Create a separate code with game rules that students scan before they go outside.
Pictures
Another activity is by showing your learners some very close-up pictures you took with your smartphone. This can be done very quickly by going into your staffroom or looking around your desk and taking very, very close-up pictures of different objects, showing them to the students and trying to get them to guess what they are. You can display these pictures on the class projector in your our classroom or you can send them to the students if they have mobile phones with an Internet connection and they can access them through email. A follow-up to this, assuming you have the time, is that you can get the students to do this themselves.
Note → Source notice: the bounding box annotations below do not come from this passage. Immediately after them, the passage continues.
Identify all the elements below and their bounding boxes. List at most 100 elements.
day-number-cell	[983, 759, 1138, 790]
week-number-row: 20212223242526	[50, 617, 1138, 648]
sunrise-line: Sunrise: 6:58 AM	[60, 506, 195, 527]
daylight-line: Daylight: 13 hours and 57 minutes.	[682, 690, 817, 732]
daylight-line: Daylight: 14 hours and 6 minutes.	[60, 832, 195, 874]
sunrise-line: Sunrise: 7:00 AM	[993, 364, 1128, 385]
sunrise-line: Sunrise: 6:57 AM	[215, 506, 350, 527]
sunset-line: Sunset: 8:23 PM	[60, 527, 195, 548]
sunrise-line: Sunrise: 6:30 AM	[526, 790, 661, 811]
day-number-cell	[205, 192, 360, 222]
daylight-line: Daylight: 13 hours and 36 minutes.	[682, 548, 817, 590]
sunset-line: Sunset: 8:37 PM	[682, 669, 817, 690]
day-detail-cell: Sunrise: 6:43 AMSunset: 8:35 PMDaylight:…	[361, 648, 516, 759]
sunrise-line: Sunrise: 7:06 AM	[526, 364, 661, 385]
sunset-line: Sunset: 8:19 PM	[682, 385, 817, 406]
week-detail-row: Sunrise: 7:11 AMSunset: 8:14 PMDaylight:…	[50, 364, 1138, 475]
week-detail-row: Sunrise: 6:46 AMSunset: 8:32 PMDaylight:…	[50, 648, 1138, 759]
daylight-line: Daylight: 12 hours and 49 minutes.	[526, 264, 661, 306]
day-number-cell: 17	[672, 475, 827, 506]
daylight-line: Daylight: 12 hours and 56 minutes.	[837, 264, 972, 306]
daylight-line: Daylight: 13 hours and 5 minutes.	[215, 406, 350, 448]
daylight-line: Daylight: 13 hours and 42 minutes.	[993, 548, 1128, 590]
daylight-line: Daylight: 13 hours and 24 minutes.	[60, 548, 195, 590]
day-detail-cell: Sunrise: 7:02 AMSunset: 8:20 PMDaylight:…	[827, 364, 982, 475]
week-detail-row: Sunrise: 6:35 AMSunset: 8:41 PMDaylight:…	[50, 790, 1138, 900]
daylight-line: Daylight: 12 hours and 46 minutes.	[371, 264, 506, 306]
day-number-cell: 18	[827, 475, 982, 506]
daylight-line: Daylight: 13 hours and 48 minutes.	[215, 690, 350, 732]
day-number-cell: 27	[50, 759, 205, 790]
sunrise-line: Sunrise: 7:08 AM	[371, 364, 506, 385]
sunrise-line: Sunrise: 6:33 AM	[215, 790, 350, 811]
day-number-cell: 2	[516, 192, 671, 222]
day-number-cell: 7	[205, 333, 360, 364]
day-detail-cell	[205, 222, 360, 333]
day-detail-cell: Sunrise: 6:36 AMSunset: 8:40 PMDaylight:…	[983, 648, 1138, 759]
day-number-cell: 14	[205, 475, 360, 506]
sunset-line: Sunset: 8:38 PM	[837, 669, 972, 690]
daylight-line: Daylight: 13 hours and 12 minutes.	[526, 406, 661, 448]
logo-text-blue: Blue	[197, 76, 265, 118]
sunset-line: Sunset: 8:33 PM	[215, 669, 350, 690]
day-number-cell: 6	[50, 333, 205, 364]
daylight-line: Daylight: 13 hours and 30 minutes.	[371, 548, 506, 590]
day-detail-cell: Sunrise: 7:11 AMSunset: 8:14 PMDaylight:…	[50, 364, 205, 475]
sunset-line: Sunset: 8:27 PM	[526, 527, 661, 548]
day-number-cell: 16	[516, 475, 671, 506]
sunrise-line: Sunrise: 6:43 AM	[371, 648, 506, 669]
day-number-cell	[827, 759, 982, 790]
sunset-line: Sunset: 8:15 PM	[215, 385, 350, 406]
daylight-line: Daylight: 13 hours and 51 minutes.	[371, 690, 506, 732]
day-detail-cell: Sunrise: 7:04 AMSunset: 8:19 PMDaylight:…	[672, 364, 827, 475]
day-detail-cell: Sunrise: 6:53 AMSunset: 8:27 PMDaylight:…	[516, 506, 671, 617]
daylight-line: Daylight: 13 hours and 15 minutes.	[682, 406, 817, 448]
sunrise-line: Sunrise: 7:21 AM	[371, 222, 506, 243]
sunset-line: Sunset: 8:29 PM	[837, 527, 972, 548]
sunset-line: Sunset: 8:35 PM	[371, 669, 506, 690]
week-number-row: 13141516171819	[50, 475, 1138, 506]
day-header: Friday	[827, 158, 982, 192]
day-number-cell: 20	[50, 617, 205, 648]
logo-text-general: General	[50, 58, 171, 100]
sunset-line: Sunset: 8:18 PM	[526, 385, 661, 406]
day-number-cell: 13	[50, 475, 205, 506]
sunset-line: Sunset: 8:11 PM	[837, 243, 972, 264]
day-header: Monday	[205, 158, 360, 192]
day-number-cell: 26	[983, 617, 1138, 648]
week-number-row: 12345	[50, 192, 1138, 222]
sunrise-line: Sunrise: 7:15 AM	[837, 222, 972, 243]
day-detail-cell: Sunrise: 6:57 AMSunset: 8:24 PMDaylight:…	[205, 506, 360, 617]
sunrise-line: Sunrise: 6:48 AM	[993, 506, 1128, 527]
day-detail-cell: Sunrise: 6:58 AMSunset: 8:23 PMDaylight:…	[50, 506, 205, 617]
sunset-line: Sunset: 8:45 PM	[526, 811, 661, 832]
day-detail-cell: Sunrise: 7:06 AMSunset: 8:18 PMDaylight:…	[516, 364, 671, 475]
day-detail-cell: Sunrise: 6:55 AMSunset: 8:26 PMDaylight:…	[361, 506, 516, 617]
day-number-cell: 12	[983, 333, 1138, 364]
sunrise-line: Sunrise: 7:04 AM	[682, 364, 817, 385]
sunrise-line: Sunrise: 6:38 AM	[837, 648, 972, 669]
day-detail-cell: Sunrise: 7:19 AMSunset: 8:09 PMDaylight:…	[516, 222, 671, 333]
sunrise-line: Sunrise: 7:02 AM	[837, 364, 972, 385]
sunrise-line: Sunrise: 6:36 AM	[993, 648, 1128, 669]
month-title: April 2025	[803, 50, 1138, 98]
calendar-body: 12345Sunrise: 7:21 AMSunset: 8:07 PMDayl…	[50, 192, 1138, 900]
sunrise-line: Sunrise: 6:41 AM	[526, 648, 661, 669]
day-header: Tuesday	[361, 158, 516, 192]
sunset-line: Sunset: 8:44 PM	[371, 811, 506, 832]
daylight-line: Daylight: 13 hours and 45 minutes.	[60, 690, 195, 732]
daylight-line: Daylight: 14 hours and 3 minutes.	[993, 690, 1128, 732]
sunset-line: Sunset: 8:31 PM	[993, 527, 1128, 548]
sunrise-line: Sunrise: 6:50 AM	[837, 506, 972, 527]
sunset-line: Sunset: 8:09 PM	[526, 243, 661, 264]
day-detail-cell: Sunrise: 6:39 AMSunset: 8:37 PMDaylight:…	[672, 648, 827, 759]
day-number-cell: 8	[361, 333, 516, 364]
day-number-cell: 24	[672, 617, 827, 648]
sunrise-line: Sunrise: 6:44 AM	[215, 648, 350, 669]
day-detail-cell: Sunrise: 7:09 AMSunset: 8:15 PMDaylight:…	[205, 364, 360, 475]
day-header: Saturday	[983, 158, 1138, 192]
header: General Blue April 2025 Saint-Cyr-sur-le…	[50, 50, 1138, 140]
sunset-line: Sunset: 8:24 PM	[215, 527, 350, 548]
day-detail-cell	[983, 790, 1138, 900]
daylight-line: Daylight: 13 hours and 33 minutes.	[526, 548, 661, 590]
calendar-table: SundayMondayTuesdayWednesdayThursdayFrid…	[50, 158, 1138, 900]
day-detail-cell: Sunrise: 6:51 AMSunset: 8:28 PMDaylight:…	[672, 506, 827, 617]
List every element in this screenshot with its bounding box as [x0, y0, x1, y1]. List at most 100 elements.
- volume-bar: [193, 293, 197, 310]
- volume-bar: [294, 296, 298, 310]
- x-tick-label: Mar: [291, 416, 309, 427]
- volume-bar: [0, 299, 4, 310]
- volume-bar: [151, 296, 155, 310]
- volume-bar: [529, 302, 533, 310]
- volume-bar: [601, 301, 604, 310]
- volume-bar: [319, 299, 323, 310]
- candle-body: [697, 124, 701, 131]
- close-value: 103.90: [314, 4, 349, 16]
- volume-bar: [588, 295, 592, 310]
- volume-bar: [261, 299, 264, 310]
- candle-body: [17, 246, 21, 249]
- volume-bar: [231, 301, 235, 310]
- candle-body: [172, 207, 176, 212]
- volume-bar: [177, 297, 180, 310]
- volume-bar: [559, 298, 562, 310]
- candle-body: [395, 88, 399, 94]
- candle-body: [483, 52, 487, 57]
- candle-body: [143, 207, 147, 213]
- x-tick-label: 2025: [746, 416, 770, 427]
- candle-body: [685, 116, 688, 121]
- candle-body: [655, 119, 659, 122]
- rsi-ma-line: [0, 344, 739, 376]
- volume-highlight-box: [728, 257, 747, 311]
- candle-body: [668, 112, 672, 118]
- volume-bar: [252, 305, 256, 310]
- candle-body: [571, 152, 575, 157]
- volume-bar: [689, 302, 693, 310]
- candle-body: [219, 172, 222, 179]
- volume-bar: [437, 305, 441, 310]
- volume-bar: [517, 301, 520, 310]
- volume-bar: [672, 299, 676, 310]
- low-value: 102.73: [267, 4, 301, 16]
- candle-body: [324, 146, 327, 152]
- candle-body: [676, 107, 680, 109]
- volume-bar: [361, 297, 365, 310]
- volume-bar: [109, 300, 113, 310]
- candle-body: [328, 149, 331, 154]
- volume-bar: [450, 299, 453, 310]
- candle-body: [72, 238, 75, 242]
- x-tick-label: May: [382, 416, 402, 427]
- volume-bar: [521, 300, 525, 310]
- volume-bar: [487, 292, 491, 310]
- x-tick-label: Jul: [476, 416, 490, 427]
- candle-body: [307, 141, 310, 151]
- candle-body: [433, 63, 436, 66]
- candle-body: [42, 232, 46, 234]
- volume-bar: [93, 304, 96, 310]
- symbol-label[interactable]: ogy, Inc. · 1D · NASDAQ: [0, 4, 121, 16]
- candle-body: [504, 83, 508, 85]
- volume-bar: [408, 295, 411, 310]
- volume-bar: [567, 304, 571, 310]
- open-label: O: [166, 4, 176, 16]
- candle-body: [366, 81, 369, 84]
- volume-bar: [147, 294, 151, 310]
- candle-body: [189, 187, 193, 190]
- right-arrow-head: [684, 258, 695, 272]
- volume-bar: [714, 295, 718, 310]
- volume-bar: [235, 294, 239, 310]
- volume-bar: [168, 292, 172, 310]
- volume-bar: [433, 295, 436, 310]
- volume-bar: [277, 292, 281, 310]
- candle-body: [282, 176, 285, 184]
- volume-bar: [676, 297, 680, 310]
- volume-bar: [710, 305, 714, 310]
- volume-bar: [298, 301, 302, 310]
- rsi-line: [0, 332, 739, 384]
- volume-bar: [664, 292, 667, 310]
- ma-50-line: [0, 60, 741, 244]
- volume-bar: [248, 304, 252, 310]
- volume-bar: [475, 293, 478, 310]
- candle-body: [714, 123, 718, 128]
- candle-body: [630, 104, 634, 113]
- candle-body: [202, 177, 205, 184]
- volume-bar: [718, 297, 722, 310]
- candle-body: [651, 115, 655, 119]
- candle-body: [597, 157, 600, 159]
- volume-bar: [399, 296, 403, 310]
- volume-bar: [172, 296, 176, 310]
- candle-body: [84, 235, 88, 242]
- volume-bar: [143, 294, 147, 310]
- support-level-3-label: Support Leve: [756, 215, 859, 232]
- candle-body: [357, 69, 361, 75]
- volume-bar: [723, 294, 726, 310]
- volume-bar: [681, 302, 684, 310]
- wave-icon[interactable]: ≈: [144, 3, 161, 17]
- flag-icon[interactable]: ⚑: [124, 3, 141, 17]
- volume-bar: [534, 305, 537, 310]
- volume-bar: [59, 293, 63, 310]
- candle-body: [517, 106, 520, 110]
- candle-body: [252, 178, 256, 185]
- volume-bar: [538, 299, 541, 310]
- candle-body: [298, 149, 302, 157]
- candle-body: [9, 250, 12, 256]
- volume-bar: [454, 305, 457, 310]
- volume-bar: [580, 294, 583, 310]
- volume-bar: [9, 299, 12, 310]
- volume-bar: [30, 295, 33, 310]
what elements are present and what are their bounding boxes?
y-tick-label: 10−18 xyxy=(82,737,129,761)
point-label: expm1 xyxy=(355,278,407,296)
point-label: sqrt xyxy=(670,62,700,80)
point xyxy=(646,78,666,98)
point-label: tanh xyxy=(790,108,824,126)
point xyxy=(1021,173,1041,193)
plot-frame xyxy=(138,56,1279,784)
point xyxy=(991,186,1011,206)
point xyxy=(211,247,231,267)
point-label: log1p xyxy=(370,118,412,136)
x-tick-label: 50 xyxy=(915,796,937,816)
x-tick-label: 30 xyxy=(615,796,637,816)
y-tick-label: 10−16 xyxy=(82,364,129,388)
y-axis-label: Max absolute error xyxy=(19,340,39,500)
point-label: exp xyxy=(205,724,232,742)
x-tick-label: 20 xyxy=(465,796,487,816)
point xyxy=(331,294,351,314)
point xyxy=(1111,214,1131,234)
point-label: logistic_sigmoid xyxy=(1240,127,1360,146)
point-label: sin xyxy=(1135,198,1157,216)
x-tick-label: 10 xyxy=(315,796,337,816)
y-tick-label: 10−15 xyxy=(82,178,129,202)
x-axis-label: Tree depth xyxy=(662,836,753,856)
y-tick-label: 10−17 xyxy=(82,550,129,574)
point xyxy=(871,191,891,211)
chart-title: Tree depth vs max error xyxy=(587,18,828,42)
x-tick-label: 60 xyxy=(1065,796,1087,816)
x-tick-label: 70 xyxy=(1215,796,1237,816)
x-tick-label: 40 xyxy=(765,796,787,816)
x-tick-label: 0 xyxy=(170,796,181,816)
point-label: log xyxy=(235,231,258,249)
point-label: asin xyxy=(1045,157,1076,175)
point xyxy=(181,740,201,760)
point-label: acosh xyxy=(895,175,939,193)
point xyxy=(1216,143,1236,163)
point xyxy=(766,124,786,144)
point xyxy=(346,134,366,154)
They can go for a few minutes around the school with a partner and take some pictures of things close up and then show them to the other members of the group. Alternatively, they could do this before they come to class and send them to the class.
Word clouds
An engaging way to revise a text and the accompanying vocabulary that you have recently looked at in class is to create a word cloud and then getting students to look at the word cloud to try to reconstruct the text. These word clouds generally emphasize keywords and will make words that appear more frequently bigger. This helps students because they were able to identify repeating ideas or common themes in the text and this helps them to reconstruct
it. To create a word cloud, you can go to popular websites such as Wordle or Tagxedo. This can be printed out from the website or you can just show on the board. A quick online quiz
A quick online quiz can be a great way to start a lesson and there are loads of websites out there for creating them. The one I tend to use most is Socrative simply because its so easy to use both for the teachers and the students. The teacher does have to register to make a quiz but its a fairly painless procedure. You can build multiple-choice or short-answer quizzes, and these can easily be made available to the students by them going to a particular webpage on either a computer or their mobile phone (there is also a mobile app) and just typing in a room number that the teacher assigns. They can then take the quiz and get instant feedback on their answers. As a teacher, you can display the progress of the students on the board and you can control whether the students go at their own pace or a pace you decide. Again this is quite nice the checking recent vocabulary Grammar or anything else you want to revise or recycle from your lessons.